Walmart, Target, and Amazon have pulled CloudPets’ connected teddy bears from their online stores over security concerns.
The decision comes a year after researchers first uncovered security flaws in the toys, which allow children to send and receive audio messages with the help of the cloud and an iOS or Android app.
In a blog post published last February, Troy Hunt said that the toys had leaked the voice recordings of more than 2 million children and parents, as well as email addresses and password information associated with more than 800,000 accounts.
Researchers recently discovered that the security issues in CloudPets still have not been fixed, prompting the Electronic Frontier Foundation (EFF) to pen a letter to Walmart, Target, and Amazon voicing concern that the smart toys were still available for purchase.
Insecure online database
In 2017, CloudPets’ database was accessed multiple times by hackers; the information stored in CloudPets’ database was held for ransom by cybercriminals at least twice.
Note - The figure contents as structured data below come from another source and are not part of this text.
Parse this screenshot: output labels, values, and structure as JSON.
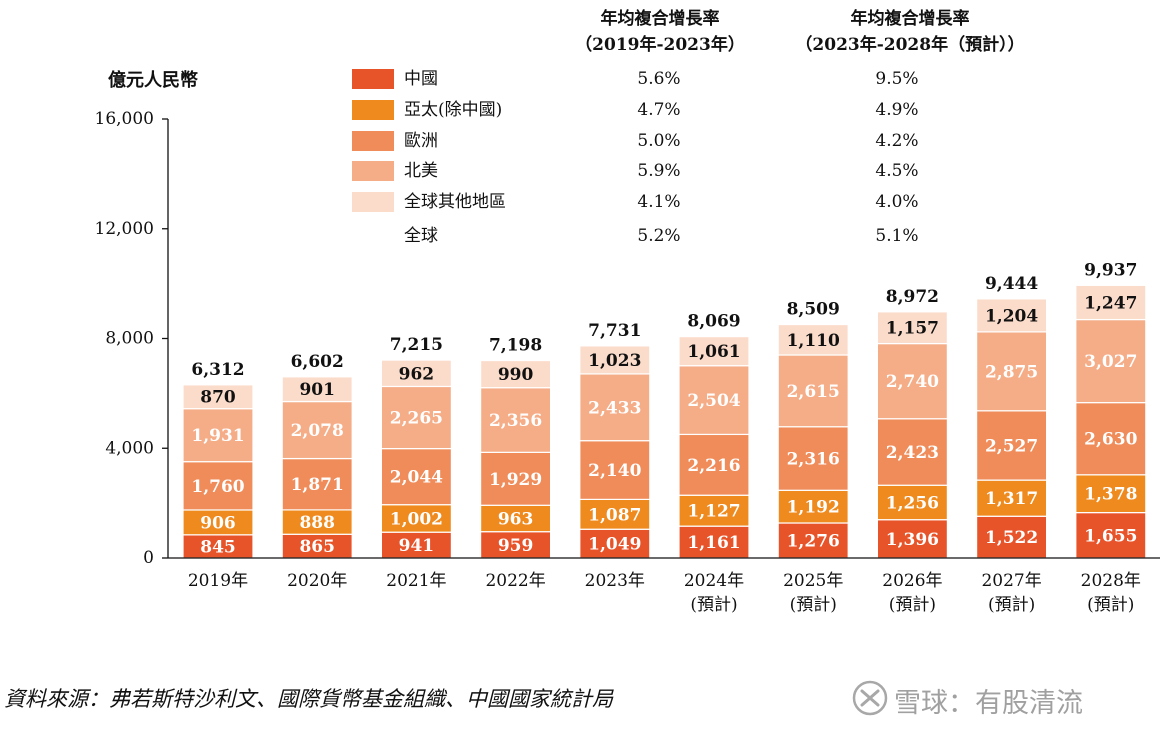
{
  "header": {
    "cagr1_title": "年均複合增長率",
    "cagr1_period": "（2019年-2023年）",
    "cagr2_title": "年均複合增長率",
    "cagr2_period": "（2023年-2028年（預計））"
  },
  "legend": [
    {
      "name": "中國",
      "cagr1": "5.6%",
      "cagr2": "9.5%",
      "color": "#e8542a"
    },
    {
      "name": "亞太(除中國)",
      "cagr1": "4.7%",
      "cagr2": "4.9%",
      "color": "#ef8a1e"
    },
    {
      "name": "歐洲",
      "cagr1": "5.0%",
      "cagr2": "4.2%",
      "color": "#ef8c5a"
    },
    {
      "name": "北美",
      "cagr1": "5.9%",
      "cagr2": "4.5%",
      "color": "#f5ad88"
    },
    {
      "name": "全球其他地區",
      "cagr1": "4.1%",
      "cagr2": "4.0%",
      "color": "#fbdccb"
    },
    {
      "name": "全球",
      "cagr1": "5.2%",
      "cagr2": "5.1%",
      "color": ""
    }
  ],
  "chart_data": {
    "type": "bar",
    "stacked": true,
    "ylabel": "億元人民幣",
    "ylim": [
      0,
      16000
    ],
    "yticks": [
      "0",
      "4,000",
      "8,000",
      "12,000",
      "16,000"
    ],
    "ytick_values": [
      0,
      4000,
      8000,
      12000,
      16000
    ],
    "categories": [
      "2019年",
      "2020年",
      "2021年",
      "2022年",
      "2023年",
      "2024年",
      "2025年",
      "2026年",
      "2027年",
      "2028年"
    ],
    "category_notes": [
      "",
      "",
      "",
      "",
      "",
      "(預計)",
      "(預計)",
      "(預計)",
      "(預計)",
      "(預計)"
    ],
    "series": [
      {
        "name": "中國",
        "color": "#e8542a",
        "values": [
          845,
          865,
          941,
          959,
          1049,
          1161,
          1276,
          1396,
          1522,
          1655
        ],
        "labels": [
          "845",
          "865",
          "941",
          "959",
          "1,049",
          "1,161",
          "1,276",
          "1,396",
          "1,522",
          "1,655"
        ]
      },
      {
        "name": "亞太(除中國)",
        "color": "#ef8a1e",
        "values": [
          906,
          888,
          1002,
          963,
          1087,
          1127,
          1192,
          1256,
          1317,
          1378
        ],
        "labels": [
          "906",
          "888",
          "1,002",
          "963",
          "1,087",
          "1,127",
          "1,192",
          "1,256",
          "1,317",
          "1,378"
        ]
      },
      {
        "name": "歐洲",
        "color": "#ef8c5a",
        "values": [
          1760,
          1871,
          2044,
          1929,
          2140,
          2216,
          2316,
          2423,
          2527,
          2630
        ],
        "labels": [
          "1,760",
          "1,871",
          "2,044",
          "1,929",
          "2,140",
          "2,216",
          "2,316",
          "2,423",
          "2,527",
          "2,630"
        ]
      },
      {
        "name": "北美",
        "color": "#f5ad88",
        "values": [
          1931,
          2078,
          2265,
          2356,
          2433,
          2504,
          2615,
          2740,
          2875,
          3027
        ],
        "labels": [
          "1,931",
          "2,078",
          "2,265",
          "2,356",
          "2,433",
          "2,504",
          "2,615",
          "2,740",
          "2,875",
          "3,027"
        ]
      },
      {
        "name": "全球其他地區",
        "color": "#fbdccb",
        "values": [
          870,
          901,
          962,
          990,
          1023,
          1061,
          1110,
          1157,
          1204,
          1247
        ],
        "labels": [
          "870",
          "901",
          "962",
          "990",
          "1,023",
          "1,061",
          "1,110",
          "1,157",
          "1,204",
          "1,247"
        ]
      }
    ],
    "totals": [
      6312,
      6602,
      7215,
      7198,
      7731,
      8069,
      8509,
      8972,
      9444,
      9937
    ],
    "total_labels": [
      "6,312",
      "6,602",
      "7,215",
      "7,198",
      "7,731",
      "8,069",
      "8,509",
      "8,972",
      "9,444",
      "9,937"
    ]
  },
  "footer": {
    "source": "資料來源：弗若斯特沙利文、國際貨幣基金組織、中國國家統計局",
    "watermark": "雪球：有股清流",
    "watermark_icon": "snowball-logo-icon"
  }
}
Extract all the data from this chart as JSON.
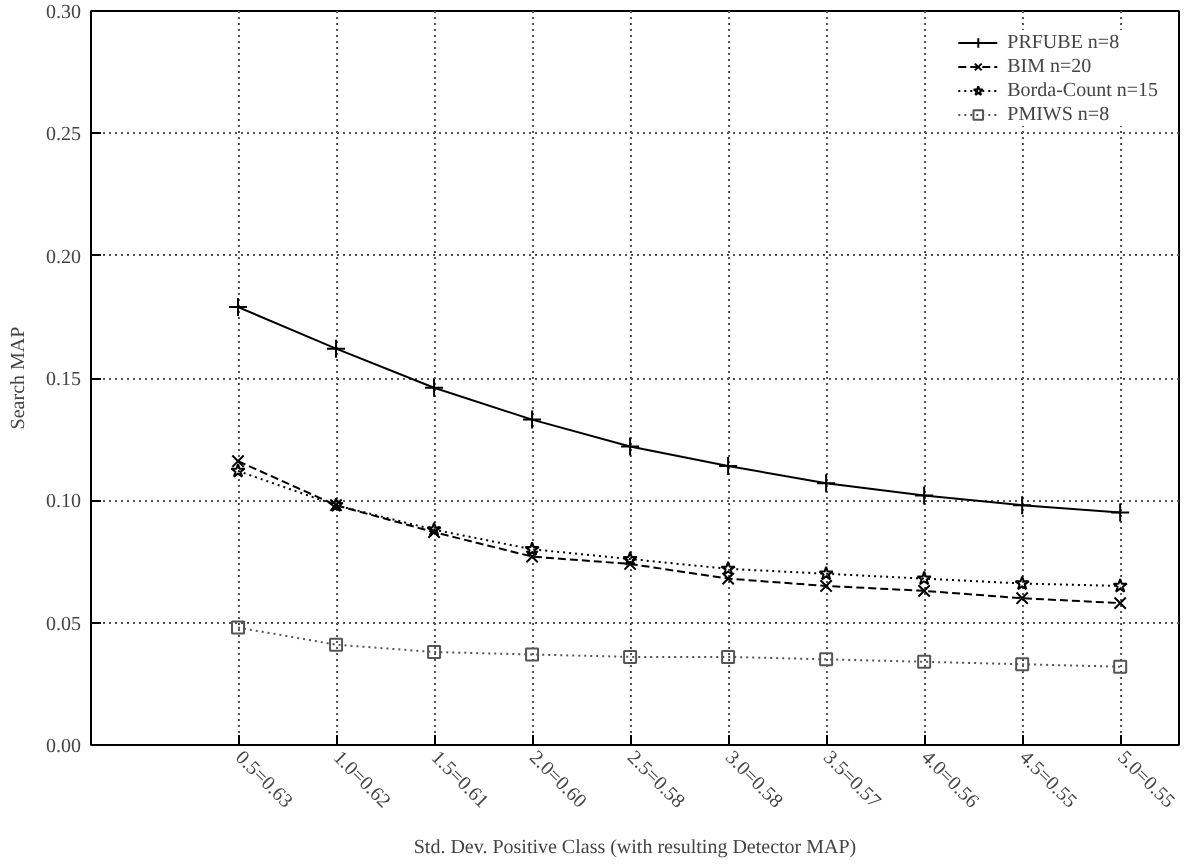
{
  "chart_data": {
    "type": "line",
    "xlabel": "Std. Dev. Positive Class (with resulting Detector MAP)",
    "ylabel": "Search MAP",
    "categories": [
      "0.5=0.63",
      "1.0=0.62",
      "1.5=0.61",
      "2.0=0.60",
      "2.5=0.58",
      "3.0=0.58",
      "3.5=0.57",
      "4.0=0.56",
      "4.5=0.55",
      "5.0=0.55"
    ],
    "series": [
      {
        "name": "PRFUBE n=8",
        "color": "#000000",
        "marker": "cross",
        "line_style": "solid",
        "values": [
          0.179,
          0.162,
          0.146,
          0.133,
          0.122,
          0.114,
          0.107,
          0.102,
          0.098,
          0.095
        ]
      },
      {
        "name": "BIM n=20",
        "color": "#000000",
        "marker": "x",
        "line_style": "dashed",
        "values": [
          0.116,
          0.098,
          0.087,
          0.077,
          0.074,
          0.068,
          0.065,
          0.063,
          0.06,
          0.058
        ]
      },
      {
        "name": "Borda-Count n=15",
        "color": "#000000",
        "marker": "star",
        "line_style": "dotted",
        "values": [
          0.112,
          0.098,
          0.088,
          0.08,
          0.076,
          0.072,
          0.07,
          0.068,
          0.066,
          0.065
        ]
      },
      {
        "name": "PMIWS n=8",
        "color": "#555555",
        "marker": "square",
        "line_style": "dotted",
        "values": [
          0.048,
          0.041,
          0.038,
          0.037,
          0.036,
          0.036,
          0.035,
          0.034,
          0.033,
          0.032
        ]
      }
    ],
    "ylim": [
      0,
      0.3
    ],
    "yticks": [
      {
        "value": 0,
        "label": "0.00"
      },
      {
        "value": 0.05,
        "label": "0.05"
      },
      {
        "value": 0.1,
        "label": "0.10"
      },
      {
        "value": 0.15,
        "label": "0.15"
      },
      {
        "value": 0.2,
        "label": "0.20"
      },
      {
        "value": 0.25,
        "label": "0.25"
      },
      {
        "value": 0.3,
        "label": "0.30"
      }
    ],
    "grid": true,
    "legend": "top right"
  }
}
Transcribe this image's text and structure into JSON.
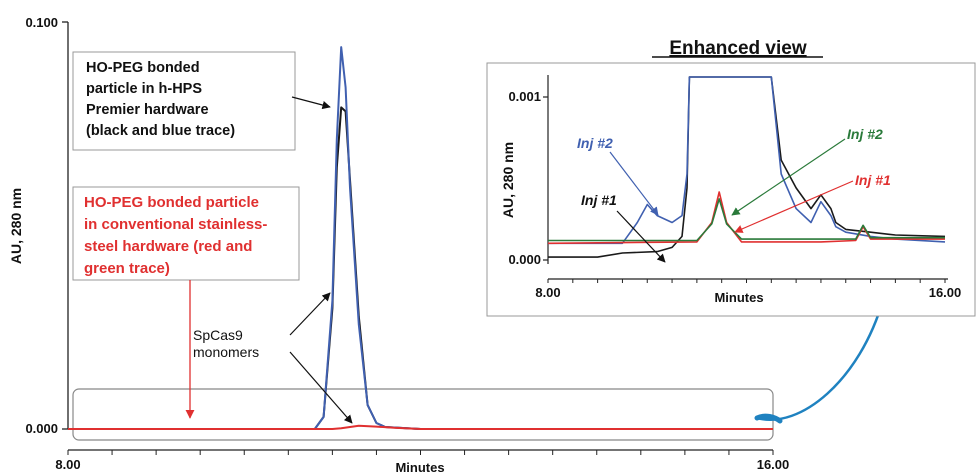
{
  "chart_data": [
    {
      "type": "line",
      "title": "",
      "xlabel": "Minutes",
      "ylabel": "AU, 280 nm",
      "xlim": [
        8.0,
        16.0
      ],
      "ylim": [
        0.0,
        0.1
      ],
      "x_ticks": [
        "8.00",
        "16.00"
      ],
      "y_ticks": [
        "0.000",
        "0.100"
      ],
      "series": [
        {
          "color": "#1a1a1a",
          "x": [
            8.0,
            10.8,
            10.9,
            11.0,
            11.05,
            11.1,
            11.15,
            11.2,
            11.3,
            11.4,
            11.5,
            11.6,
            12.0,
            16.0
          ],
          "y": [
            0.0,
            0.0,
            0.003,
            0.03,
            0.065,
            0.08,
            0.079,
            0.062,
            0.028,
            0.006,
            0.0015,
            0.0005,
            0.0,
            0.0
          ]
        },
        {
          "color": "#4060b0",
          "x": [
            8.0,
            10.8,
            10.9,
            11.0,
            11.05,
            11.1,
            11.15,
            11.2,
            11.3,
            11.4,
            11.5,
            11.6,
            12.0,
            16.0
          ],
          "y": [
            0.0,
            0.0,
            0.003,
            0.032,
            0.072,
            0.095,
            0.085,
            0.06,
            0.026,
            0.006,
            0.0015,
            0.0005,
            0.0,
            0.0
          ]
        },
        {
          "color": "#e03030",
          "x": [
            8.0,
            11.0,
            11.1,
            11.3,
            11.5,
            11.7,
            12.0,
            16.0
          ],
          "y": [
            0.0,
            0.0,
            0.0002,
            0.0008,
            0.0006,
            0.0003,
            0.0,
            0.0
          ]
        }
      ],
      "annotations": {
        "hhps": [
          "HO-PEG bonded",
          "particle in h-HPS",
          "Premier hardware",
          "(black and blue trace)"
        ],
        "conv": [
          "HO-PEG bonded particle",
          "in conventional stainless-",
          "steel hardware (red and",
          "green trace)"
        ],
        "monomers": [
          "SpCas9",
          "monomers"
        ]
      }
    },
    {
      "type": "line",
      "title": "Enhanced view",
      "xlabel": "Minutes",
      "ylabel": "AU, 280 nm",
      "xlim": [
        8.0,
        16.0
      ],
      "ylim": [
        -0.0002,
        0.0012
      ],
      "x_ticks": [
        "8.00",
        "16.00"
      ],
      "y_ticks": [
        "0.000",
        "0.001"
      ],
      "series": [
        {
          "color": "#1a1a1a",
          "x": [
            8.0,
            9.0,
            9.5,
            10.2,
            10.5,
            10.7,
            10.8,
            10.85,
            12.5,
            12.7,
            13.0,
            13.3,
            13.5,
            13.7,
            13.8,
            14.0,
            14.5,
            15.0,
            16.0
          ],
          "y": [
            -0.0001,
            -0.0001,
            -7e-05,
            -6e-05,
            -3e-05,
            5e-05,
            0.0004,
            0.0012,
            0.0012,
            0.0006,
            0.0004,
            0.00025,
            0.00035,
            0.00025,
            0.00015,
            0.0001,
            8e-05,
            6e-05,
            5e-05
          ]
        },
        {
          "color": "#4060b0",
          "x": [
            8.0,
            9.5,
            9.8,
            10.0,
            10.2,
            10.5,
            10.7,
            10.8,
            10.85,
            12.5,
            12.7,
            13.0,
            13.3,
            13.5,
            13.7,
            13.8,
            14.0,
            14.5,
            15.0,
            16.0
          ],
          "y": [
            0.0,
            0.0,
            0.00015,
            0.00028,
            0.0002,
            0.00015,
            0.0002,
            0.0005,
            0.0012,
            0.0012,
            0.0005,
            0.00025,
            0.00015,
            0.0003,
            0.0002,
            0.00012,
            8e-05,
            5e-05,
            3e-05,
            1e-05
          ]
        },
        {
          "color": "#e03030",
          "x": [
            8.0,
            11.0,
            11.3,
            11.45,
            11.6,
            11.9,
            13.5,
            14.2,
            14.35,
            14.5,
            16.0
          ],
          "y": [
            0.0,
            1e-05,
            0.00015,
            0.00037,
            0.00015,
            1e-05,
            1e-05,
            2e-05,
            0.00012,
            3e-05,
            3e-05
          ]
        },
        {
          "color": "#2a7a3a",
          "x": [
            8.0,
            11.0,
            11.3,
            11.45,
            11.6,
            11.9,
            13.5,
            14.2,
            14.35,
            14.5,
            16.0
          ],
          "y": [
            2e-05,
            2e-05,
            0.00014,
            0.00032,
            0.00014,
            3e-05,
            3e-05,
            3e-05,
            0.00013,
            4e-05,
            4e-05
          ]
        }
      ],
      "annotations": {
        "blue_inj": "Inj #2",
        "black_inj": "Inj #1",
        "green_inj": "Inj #2",
        "red_inj": "Inj #1"
      }
    }
  ]
}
"What we see with CloudPets is a breach of trust with its users. We understand that connected devices can be complex and that sometimes, mistakes happen. However the issues with the CloudPets toy demonstrate a track record of failing to protect consumers,” the EFF wrote in their letter.
“Despite the fact that security risks have been known publicly for over a year and that technical solutions are available, Spiral Toys has not rectified these problems. Security audits, instituting a vulnerability policy and also ensuring that their Bluetooth uses authentication are some of the key steps we’d like to see Spiral Toys take to help rectify this breach of trust,” the group said.
Removed from online marketplaces
Last week, Walmart and Target stopped selling the internet-connected toys. Amazon followed suit on Tuesday morning after being contacted by Mozilla, which offered research highlighting the vulnerabilities of CloudPets.
“In a world where data leaks are becoming more routine and products like CloudPets still sit on store shelves, I’m increasingly worried about my kids’ privacy and security,” Ashley Boyd, Mozilla’s vice president of advocacy, said in a statement.
Working with cybersecurity research firm Cure53, Mozilla found that the Bluetooth vulnerabilities found in CloudPets toys back in 2017 are still present.
"The company clearly does not care about their users' security and privacy being violated and makes no effort to respond to well-meaning attack reports, further facilitating and inviting malicious actions against their users," the researchers said.